1. Naomi Wimborne-Idrissi complained to the Independent Press Standards Organisation that thejc.com breached Clause 1 (Accuracy) of the Editors’ Code of Practice in an article headlined “JVL founder calls for Labour members to 'resist' Starmer's attempts to tackle antisemitism”, published on 8 October 2020.

2. The article reported on what one of the Jewish Voice for Labour founding members had said during a meeting. It reported that she had “openly urged Labour members to ‘resist’ attempts by Sir Keir Starmer to tackle antisemitism in the party.” The article gave the full quote as said by the founding member in a meeting later in the article: “We should be working to resist the imposition of the IHRA so-called definition — the non-legally binding definition of antisemitism on councils. We are also going to have to fight the ban on our constituency Labour Party from even being able to discuss it. This is difficult because, as I am sure you all know, in a Kafkaesque twist, General Secretary David Evans has announced that not only may you not discuss the IHRA or the impending Equalities and Human Rights Commission report into the Labour Party —or Starmer’s decision to pay out large sums of our money as Labour Party members to the so-called whistle-blowers in the Panorama programme which vilified Labour over a year ago — it is now impossible to discuss the General Secretary’s letter saying that we may not discuss those specific issues.
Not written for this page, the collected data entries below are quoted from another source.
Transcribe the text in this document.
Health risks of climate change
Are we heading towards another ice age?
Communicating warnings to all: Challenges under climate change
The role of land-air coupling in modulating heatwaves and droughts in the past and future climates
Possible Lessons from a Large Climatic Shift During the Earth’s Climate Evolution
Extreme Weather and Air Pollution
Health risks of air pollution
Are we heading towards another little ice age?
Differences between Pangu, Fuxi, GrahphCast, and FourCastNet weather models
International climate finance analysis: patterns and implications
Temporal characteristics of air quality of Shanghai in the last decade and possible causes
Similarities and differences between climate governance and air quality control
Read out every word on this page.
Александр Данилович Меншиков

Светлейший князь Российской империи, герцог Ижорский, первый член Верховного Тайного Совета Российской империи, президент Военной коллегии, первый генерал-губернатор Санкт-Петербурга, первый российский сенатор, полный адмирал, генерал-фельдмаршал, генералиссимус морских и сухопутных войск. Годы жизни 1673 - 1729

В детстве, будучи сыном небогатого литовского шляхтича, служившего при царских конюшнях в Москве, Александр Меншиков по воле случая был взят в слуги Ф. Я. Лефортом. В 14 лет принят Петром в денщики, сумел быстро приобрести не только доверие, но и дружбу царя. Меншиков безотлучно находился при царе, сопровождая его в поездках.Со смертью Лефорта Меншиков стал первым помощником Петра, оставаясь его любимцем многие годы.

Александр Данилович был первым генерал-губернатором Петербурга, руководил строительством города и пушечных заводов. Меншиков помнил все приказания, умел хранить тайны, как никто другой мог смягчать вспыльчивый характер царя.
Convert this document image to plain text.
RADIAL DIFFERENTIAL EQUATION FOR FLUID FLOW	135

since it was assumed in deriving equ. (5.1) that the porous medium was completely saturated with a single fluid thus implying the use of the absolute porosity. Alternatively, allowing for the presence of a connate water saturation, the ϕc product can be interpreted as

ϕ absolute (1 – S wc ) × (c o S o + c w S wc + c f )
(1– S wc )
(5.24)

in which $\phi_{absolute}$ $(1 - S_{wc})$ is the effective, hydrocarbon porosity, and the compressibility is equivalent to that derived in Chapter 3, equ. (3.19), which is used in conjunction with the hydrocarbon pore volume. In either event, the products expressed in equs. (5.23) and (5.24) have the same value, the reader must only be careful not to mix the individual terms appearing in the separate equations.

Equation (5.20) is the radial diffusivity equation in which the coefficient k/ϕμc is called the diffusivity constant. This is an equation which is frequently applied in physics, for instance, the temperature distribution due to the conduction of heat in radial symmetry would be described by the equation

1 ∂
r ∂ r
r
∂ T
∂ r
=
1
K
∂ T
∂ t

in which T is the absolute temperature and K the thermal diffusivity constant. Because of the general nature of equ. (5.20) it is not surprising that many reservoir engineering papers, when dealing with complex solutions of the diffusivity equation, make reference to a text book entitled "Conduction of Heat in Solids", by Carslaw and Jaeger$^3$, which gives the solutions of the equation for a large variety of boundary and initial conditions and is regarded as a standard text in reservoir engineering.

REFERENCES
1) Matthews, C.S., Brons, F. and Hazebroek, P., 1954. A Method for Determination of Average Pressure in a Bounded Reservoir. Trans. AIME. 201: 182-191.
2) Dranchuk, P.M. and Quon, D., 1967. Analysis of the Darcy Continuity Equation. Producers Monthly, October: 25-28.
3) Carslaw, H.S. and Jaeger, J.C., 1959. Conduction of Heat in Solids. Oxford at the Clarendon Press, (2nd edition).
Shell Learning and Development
This has to be resisted.” The article also reported in the subheading that the founder had “admitted” that "pro-Palestinian activists had left Jewish people feeling 'defensive and uncomfortable'", and went on to describe this as a “damning admission”. The full quote was included later in the article, which reported that the complainant had said that “There is also a difficulty — to a certain extent generated by the attacks on pro-Palestinian activists — the tendency for some people to say ‘If I haven’t upset a Zionist by breakfast I’m doing something wrong’. It’s almost as if there’s an obligation to use offensive and abusive language, as if that helped Palestine. When it doesn’t. It does also create an atmosphere in which Jewish people are genuinely going to feel defensive and uncomfortable. That’s not our aim.” The subheading also reported that it was “exclusive”. The article also referred to the founder as having launched "scathing attacks", having "poured scorn", and referred to an activist as a "hard-left activist".

3. The complainant, the founding member of the Jewish Voice for Labour, said that the article was inaccurate in breach of Clause 1. The complainant said that she had not called for members to “resist” Sir Keir Starmer’s attempts to tackle antisemitism. She said that instead she had called for resistance to the adoption of the IHRA definition of antisemitism, and the ban on discussing the definition, the (at the time) pending Equalities and Human Rights Commission (EHRC) report and the decision to settle the libel case with the whistle blowers in the Panorama documentary on antisemitism. The complainant said she was not asking people to resist attempts to tackle antisemitism, but to resist the methodology which Sir Keir Starmer had said should be used to stop antisemitism, as she did not believe such methodology was fit for purpose. She said it was right that people should be able to critique the IHRC definition, the EHRC report and the Panorama settlement. She provided a link to where the recording of the video was available on YouTube and said that her intention was clear in this video from which the quote was taken.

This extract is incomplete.